Presentata in anteprima al Tribeca Film Festival, la serie Apple TV+ ideata da David E. Kelley e basata sull'omonimo bestseller di Scott Turow (già adattato in un lungometraggio diretto da Alan J. Pakula nel 1990 con protagonista Harrison Ford) è arrivata al suo ottavo e ultimo episodio. La resa dei conti finale per Rusty, accusato di aver ucciso la collega e amante Carolyn Polhemus (Renate Reinsve, che dopo il successo di La persona peggiore del mondo ha scelto progetti ricercati e poco scontati come Another End e A Different Man) dopo che questa aveva deciso di troncare la loro relazione.
Presunto innocente: David E. Kelley, il re dei legal drama
Il legal drama attraversato da sfumature di thriller erotico è riuscito ad accaparrarsi il titolo di dramma più visto sulla piattaforma ottenendo il rinnovo per una seconda stagione (incentrata su un nuovo caso) nel corso della messa in onda del primo capitolo. Un successo notevole, sebbene non siano mancati detrattori che hanno apostrofato la serie come noiosa e il suo ideatore di non riuscire ad uscire da un'aula di tribunale.
Effettivamente a guardare i titoli che compongono la carriera di David E. Kelley, da Ally McBeal a Boston Legal passando per Big Little Lies, Anatomia di uno scandalo e The Undoing è palese come lo sceneggiatore e produttore abbia una predilezione per il genere (complici gli studi in giurisprudenza), specie se intrecciato a questioni personali che rendono l'indagine ancor più torbida. Ma forse, più che noiosa, Presunto innocente è semplicemente classica. Segue, cioè, tutte le tappe che ci si aspetterebbe da una serie drammatica in cui si intrecciano elementi procedurali e polizieschi.

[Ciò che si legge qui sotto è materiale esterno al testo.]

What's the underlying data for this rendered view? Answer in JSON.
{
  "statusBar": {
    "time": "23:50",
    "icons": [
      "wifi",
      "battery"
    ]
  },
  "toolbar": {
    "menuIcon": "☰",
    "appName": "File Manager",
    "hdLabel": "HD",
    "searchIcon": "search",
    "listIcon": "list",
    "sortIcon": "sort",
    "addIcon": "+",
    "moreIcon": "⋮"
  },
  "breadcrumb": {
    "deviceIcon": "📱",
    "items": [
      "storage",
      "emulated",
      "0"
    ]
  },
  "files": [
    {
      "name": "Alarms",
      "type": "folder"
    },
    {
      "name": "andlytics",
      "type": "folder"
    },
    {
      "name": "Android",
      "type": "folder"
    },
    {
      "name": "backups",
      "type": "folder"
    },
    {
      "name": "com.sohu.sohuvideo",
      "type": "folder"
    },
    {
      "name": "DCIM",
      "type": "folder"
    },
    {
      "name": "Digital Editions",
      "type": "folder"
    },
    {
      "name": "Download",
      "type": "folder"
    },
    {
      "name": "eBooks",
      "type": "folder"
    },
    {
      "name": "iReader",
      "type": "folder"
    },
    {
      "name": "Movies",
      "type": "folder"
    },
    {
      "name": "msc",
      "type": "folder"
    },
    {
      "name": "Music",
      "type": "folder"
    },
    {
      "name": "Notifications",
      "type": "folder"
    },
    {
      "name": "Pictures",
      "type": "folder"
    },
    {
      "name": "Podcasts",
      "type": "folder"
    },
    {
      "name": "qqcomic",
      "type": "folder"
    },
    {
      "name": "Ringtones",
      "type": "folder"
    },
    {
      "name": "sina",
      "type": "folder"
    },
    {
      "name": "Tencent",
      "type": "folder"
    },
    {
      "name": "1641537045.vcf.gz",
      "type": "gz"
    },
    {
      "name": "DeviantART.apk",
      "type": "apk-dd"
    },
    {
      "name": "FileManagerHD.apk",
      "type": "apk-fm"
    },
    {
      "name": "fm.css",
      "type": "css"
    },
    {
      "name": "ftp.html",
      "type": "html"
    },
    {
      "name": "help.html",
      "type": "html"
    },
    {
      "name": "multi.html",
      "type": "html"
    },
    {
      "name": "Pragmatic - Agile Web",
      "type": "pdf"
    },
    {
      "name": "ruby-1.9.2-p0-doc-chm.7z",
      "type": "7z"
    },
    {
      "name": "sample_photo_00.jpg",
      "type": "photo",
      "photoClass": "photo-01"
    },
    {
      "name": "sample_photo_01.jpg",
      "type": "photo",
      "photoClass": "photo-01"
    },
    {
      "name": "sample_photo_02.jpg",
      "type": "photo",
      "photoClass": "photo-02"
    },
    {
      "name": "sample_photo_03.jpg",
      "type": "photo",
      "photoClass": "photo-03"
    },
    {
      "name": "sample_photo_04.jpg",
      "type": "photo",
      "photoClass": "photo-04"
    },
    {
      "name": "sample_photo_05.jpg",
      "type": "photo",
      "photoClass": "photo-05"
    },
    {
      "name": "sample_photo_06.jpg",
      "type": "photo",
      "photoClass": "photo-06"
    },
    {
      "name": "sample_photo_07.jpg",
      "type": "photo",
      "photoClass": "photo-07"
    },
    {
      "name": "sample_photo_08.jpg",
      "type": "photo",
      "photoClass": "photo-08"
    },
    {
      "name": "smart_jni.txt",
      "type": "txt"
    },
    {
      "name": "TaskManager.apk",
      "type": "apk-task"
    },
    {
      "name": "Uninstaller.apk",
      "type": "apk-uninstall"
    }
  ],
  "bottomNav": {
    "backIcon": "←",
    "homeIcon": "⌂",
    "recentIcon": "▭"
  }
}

Presunto innocente, recensione: Jake Gyllenhaal e David E. Kelley per un'ambigua serie crime
Andamento classico e cliffhanger
Se dovessimo evidenziare un difetto di Presunto innocente, comune a molte altre serie tv, è l'attitudine ad allungare le fila del racconto nella parte centrale della stagione. Una sorta di zona ponte che serve a traghettare l'inizio con la fine e in cui, spesso, si tende a ripiegarsi su se stessi. Caratterizzata dal ritmo controllato e rarefatto della regia di Anne Sewitsky e Greg Yaitanes, la serie - prodotta, tra gli altri dallo stesso Jake Gyllenhaal insieme alla Bad Robots di J.J. Abrams - ha però disseminato una serie di cliffhanger ad effetto nel corso degli episodi.
Come quello che conclude il settimo episodio, Il testimone, con il neo procuratore di Chicago Tommy Molto (Peter Sarsgaard) che nella cucina di casa si ritrova l'arma del delitto accompagnata da un post it che recita: "Go Fuck Yourself". L'ottava ed ultima puntata, Il verdetto, riparte proprio da quel ritrovamento che rischia di portare ad un secondo annullamento del processo dopo il malore in aula dell'avvocato difensore e migliore amico di Rusty, l'ex procuratore Raymond Horgan (Bill Camp). Un pericolo scongiurato dalla decisione di non ammettere il reperto compre prova dato che privo di impronte digitali o elementi certi che potrebbero ricollegarlo alla scena del crimine.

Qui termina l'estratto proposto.